As pesquisas de opinião pública demonstram um alto grau de rejeição a Bolsonaro, por parte de eleitores que, por muitas razões, não se identificam com o seu perfil aventureiro.
Então, a dispersão das intenções de voto torna quase impossível haver um ganhador já no dia 7 de outubro e, num 2º turno, Bolsonaro seria facilmente abatido por qualquer adversário.
De minha parte, sempre acho que é um equívoco a esquerda bem intencionada (exclusive aquela fisiológica que adora mamar nas tetas do Estado, e mais não é do que uma direita envergonhada) querer o poder estatal.
Isto porque, quando no poder, a esquerda nada pode fazer senão administrar as inadministráveis finanças públicas e direcionar os parcos recursos para a infraestrutura estatal do capital sem a qual o Estado definha, frustrando, assim, o eleitorado que sempre espera sua redenção a partir da ascensão à Presidência da República de quem proclama a intenção de defender o povo.
Mas sei do perigo que representa uma candidatura como a do Bolsonaro para as liberdades de opinião e interesses populares no que diz respeito às poucas franquias institucionais ainda existentes e ao atendimento de demandas sociais mínimas.
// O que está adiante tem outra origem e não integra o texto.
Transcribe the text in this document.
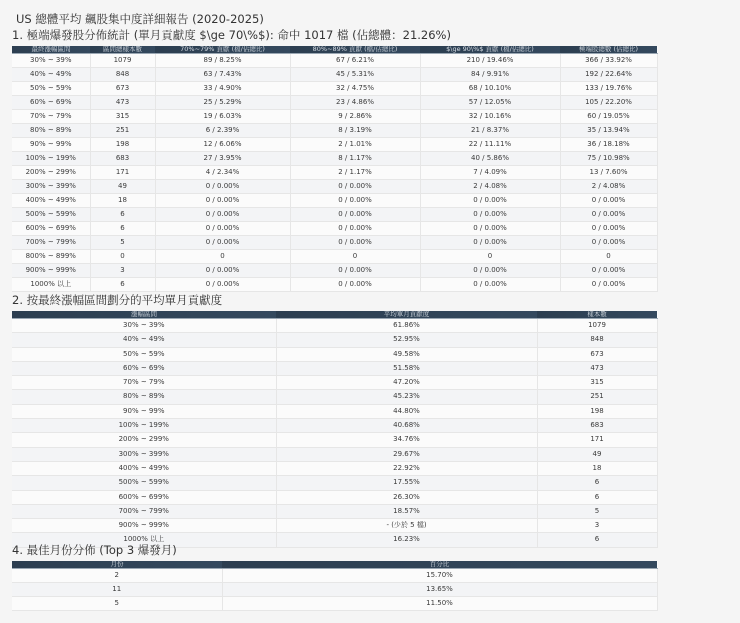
US 總體平均 飆股集中度詳細報告 (2020-2025)
1. 極端爆發股分佈統計 (單月貢獻度 $\ge 70\%$): 命中 1017 檔 (佔總體：21.26%)
最終漲幅區間	區間總樣本數	70%~79% 貢獻 (檔/佔總比)	80%~89% 貢獻 (檔/佔總比)	$\ge 90\%$ 貢獻 (檔/佔總比)	極端股總數 (佔總比)
30% ~ 39%	1079	89 / 8.25%	67 / 6.21%	210 / 19.46%	366 / 33.92%
40% ~ 49%	848	63 / 7.43%	45 / 5.31%	84 / 9.91%	192 / 22.64%
50% ~ 59%	673	33 / 4.90%	32 / 4.75%	68 / 10.10%	133 / 19.76%
60% ~ 69%	473	25 / 5.29%	23 / 4.86%	57 / 12.05%	105 / 22.20%
70% ~ 79%	315	19 / 6.03%	9 / 2.86%	32 / 10.16%	60 / 19.05%
80% ~ 89%	251	6 / 2.39%	8 / 3.19%	21 / 8.37%	35 / 13.94%
90% ~ 99%	198	12 / 6.06%	2 / 1.01%	22 / 11.11%	36 / 18.18%
100% ~ 199%	683	27 / 3.95%	8 / 1.17%	40 / 5.86%	75 / 10.98%
200% ~ 299%	171	4 / 2.34%	2 / 1.17%	7 / 4.09%	13 / 7.60%
300% ~ 399%	49	0 / 0.00%	0 / 0.00%	2 / 4.08%	2 / 4.08%
400% ~ 499%	18	0 / 0.00%	0 / 0.00%	0 / 0.00%	0 / 0.00%
500% ~ 599%	6	0 / 0.00%	0 / 0.00%	0 / 0.00%	0 / 0.00%
600% ~ 699%	6	0 / 0.00%	0 / 0.00%	0 / 0.00%	0 / 0.00%
700% ~ 799%	5	0 / 0.00%	0 / 0.00%	0 / 0.00%	0 / 0.00%
800% ~ 899%	0	0	0	0	0
900% ~ 999%	3	0 / 0.00%	0 / 0.00%	0 / 0.00%	0 / 0.00%
1000% 以上	6	0 / 0.00%	0 / 0.00%	0 / 0.00%	0 / 0.00%
2. 按最終漲幅區間劃分的平均單月貢獻度
漲幅區間	平均單月貢獻度	樣本數
30% ~ 39%	61.86%	1079
40% ~ 49%	52.95%	848
50% ~ 59%	49.58%	673
60% ~ 69%	51.58%	473
70% ~ 79%	47.20%	315
80% ~ 89%	45.23%	251
90% ~ 99%	44.80%	198
100% ~ 199%	40.68%	683
200% ~ 299%	34.76%	171
300% ~ 399%	29.67%	49
400% ~ 499%	22.92%	18
500% ~ 599%	17.55%	6
600% ~ 699%	26.30%	6
700% ~ 799%	18.57%	5
900% ~ 999%	- (少於 5 檔)	3
1000% 以上	16.23%	6
4. 最佳月份分佈 (Top 3 爆發月)
月份	百分比
2	15.70%
11	13.65%
5	11.50%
Um governo com tal perfil somente iria aprofundar as desigualdades, mormente num momento de decadência do modelo social capitalista nos países periféricos como o Brasil.
Mas, mesmo tendo consciência do perigo, entendo que devamos enfrentar as falácias institucionais e o perigo fascista negando legitimidade ao processo eleitoral por abstenção ao voto ou votando nulo.
O voto é sempre inútil por legitimar a ordem institucional que dá sustentação à ordem econômica segregacionista (ambas se completam); e o voto dito útil, dado como forma de se evitar o mal maior (os ultraconservadores como Bolsonaro) acaba criando expectativas frustradas.
Devemos sempre enfrentar a crueldade do mal maior com a coragem do confronto que dá adeus às ilusões democrático-burguesas e com posturas que gerem consistentes teses e práticas emancipacionistas, ainda que tais proposições demandem tempo, esforços e sacrifícios.
Apesar de tudo, repito o que disse em artigo anterior: torço pelo seu pleno restabelecimento, quer seja por meu respeito pela vida de qualquer ser humano, seja pela aura de martírio que a sua morte suscitaria e a consequente substituição por outro qualquer de sua estirpe, com chances ainda maiores de vitória.